Photography is, in many ways, like a sport. Many photographers feel themselves judged by their gear. Photographers are not generally known as the most socially engaged people who are also concerned about environmental issues. They’re rather busy with themselves, and if one witnesses an accident or crisis, one is rather not there to help, but to capture the events and report. It goes without saying that crises reporting first and foremost promotes awareness. But a photographer’s general thinking is, “How the hell could I change the world!” Now Swedish high-end camera maker Hasselblad does something out of the ordinary. Hasselblad initiates and sponsors Rhino Conservation Awards in the fight against rhino poaching in Africa.

Hasselblad's CEO Larry Hansen insists that photography and environmental awareness should go hand in hand. | www.hasselblad.com
Hasselblad’s CEO Larry Hansen insists that photography and environmental awareness should go hand in hand. | www.hasselblad.com
Social and environmental awareness is not a common train of thought found often in photography circles. Social and environmental engagement by camera maker is a camera maker’s first, isn’t it? I’m not aware of any Canon or Nikon or whatever environmental campaign. Saving the world though is something Hasselblad CEO and chairman Dr. Larry Hansen likes to do. Formerly the CEO of Carl Zeiss Asia Pacific, Hansen also founded the still ongoing Carl Zeiss Tiger Conservation Award in India 14 years ago. In principle such campaigns are not a bad thing. But:

I’m not trying to moralize. It’s just a fact that for many photographers the world is a simple means to the end of photography. We’re all after the great shots, and many would have to think (let’s be honest) twice whether they’d help a vicim in an accident immediately — or grab the camera first and then help.

We all should live responsibly. But when a camera maker starts reminding us on this missing moral and ethical high ground, well then this is either a desperate marketing attempt because a camera maker should rather be busy with making good cameras. Or we’ve become so selfish that even a camera maker thinks it’s high time to remind us on the importance of thinking about others. But where to start?

Hasselblad would have many reasons to be desperate. Their pimped up Sony NEX-7 a.k.a. Lunar has all the ingredients to turn out as a gigantic flop. So, marketing-wise, why not show a more human face. It’s good corporate etiquette to demonstrate social and environmental concerns.

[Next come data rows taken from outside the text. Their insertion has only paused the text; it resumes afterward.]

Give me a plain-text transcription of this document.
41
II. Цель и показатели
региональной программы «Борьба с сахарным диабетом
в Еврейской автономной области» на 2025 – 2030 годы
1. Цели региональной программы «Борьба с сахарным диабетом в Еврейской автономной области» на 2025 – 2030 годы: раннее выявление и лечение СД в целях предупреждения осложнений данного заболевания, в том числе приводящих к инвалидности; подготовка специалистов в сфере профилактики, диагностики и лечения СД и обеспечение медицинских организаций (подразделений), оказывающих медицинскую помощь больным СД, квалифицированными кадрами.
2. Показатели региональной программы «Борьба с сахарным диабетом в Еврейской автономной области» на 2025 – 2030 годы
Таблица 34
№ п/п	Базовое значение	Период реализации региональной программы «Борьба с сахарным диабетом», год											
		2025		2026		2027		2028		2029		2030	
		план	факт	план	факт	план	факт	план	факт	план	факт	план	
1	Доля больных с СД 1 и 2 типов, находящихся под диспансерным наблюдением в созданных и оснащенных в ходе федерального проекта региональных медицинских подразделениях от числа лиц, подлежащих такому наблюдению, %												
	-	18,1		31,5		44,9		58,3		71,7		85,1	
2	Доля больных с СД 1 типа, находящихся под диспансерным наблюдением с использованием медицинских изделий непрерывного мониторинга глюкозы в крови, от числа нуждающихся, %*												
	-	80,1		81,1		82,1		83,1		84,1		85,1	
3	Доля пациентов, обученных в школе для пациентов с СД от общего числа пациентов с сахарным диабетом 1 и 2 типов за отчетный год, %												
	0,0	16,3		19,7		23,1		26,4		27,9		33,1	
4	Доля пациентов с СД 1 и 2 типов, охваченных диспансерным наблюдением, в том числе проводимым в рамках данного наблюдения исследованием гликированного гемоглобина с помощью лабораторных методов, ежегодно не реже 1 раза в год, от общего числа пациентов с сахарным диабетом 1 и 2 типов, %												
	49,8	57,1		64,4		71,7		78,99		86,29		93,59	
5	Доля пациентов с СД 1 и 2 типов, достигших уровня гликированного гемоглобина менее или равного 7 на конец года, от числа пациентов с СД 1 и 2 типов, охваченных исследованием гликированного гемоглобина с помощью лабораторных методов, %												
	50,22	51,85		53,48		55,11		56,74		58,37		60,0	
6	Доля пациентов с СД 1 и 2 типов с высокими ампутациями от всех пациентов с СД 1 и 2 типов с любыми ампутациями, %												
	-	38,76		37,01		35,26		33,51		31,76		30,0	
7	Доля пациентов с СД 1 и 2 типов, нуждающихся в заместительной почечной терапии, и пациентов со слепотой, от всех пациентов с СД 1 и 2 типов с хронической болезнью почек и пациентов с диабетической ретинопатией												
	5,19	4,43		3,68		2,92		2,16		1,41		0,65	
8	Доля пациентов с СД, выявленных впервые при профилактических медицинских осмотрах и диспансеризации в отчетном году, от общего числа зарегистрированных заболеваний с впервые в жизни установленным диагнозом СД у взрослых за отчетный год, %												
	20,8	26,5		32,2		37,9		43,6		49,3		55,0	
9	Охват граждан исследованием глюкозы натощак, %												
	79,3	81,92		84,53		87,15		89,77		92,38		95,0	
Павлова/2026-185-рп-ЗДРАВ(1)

Maybe the connection between a high-end camera maker and this planet’s endangered rhinos is a little bit far-fetched. Still, as we photographers are generally a complacent bunch of gear heads who are used to work alone for ourselves and can do without the rest of the world, in view of us loners a little bit of finger pointing is in order.

I like the rhino campaign more than the Lunar. A step in the right direction, Hasselblad. After going Gucci you now embark on an environmental campaign. What about making good old cameras?

From the Hasselbad rhino presser:

The annual Rhino Conservation Award has been initiated in 2012 by the Swedish camera manufacturer Hasselblad via its Chairman and CEO, Dr. Larry Hansen and Ms Xiaoyang Yu, founding partner of China New Enterprise Investment, a China focused growth capital fund, with the intention to raise awareness of what is being done in the fight against rhino poaching in South Africa and to recognize role players, who make a significant contribution (…)

The award ceremony was attended by a cross section of stakeholders with conservation, media and judicial backgrounds and acknowledged awardees in the following five categories: Best Conservation Practitioner; Best Judicial System & Policing; Best Media and Journalism; Best NGO and Best Technology Invention/Application (…)

South Africa protects around 80% of the world’s total rhino population, and rhino horn is currently exported at a rate that puts the survival of both the black and white rhino in jeopardy.




  • Bengt Nyman

    An incoherent corporate policy.

    Hasselblad deserves competent leadership with an acute vision about the future of photography. Today Hasselblad has neither, as clearly demonstrated under the leadership of chairman Dr. Larry Hansen.

    My advice to Ventizz Capital Fund IV L.P, the present majority owner of Hasselblad, is to relieve Dr. Larry Hansen of his duties and accept a forthcoming offer from Sony.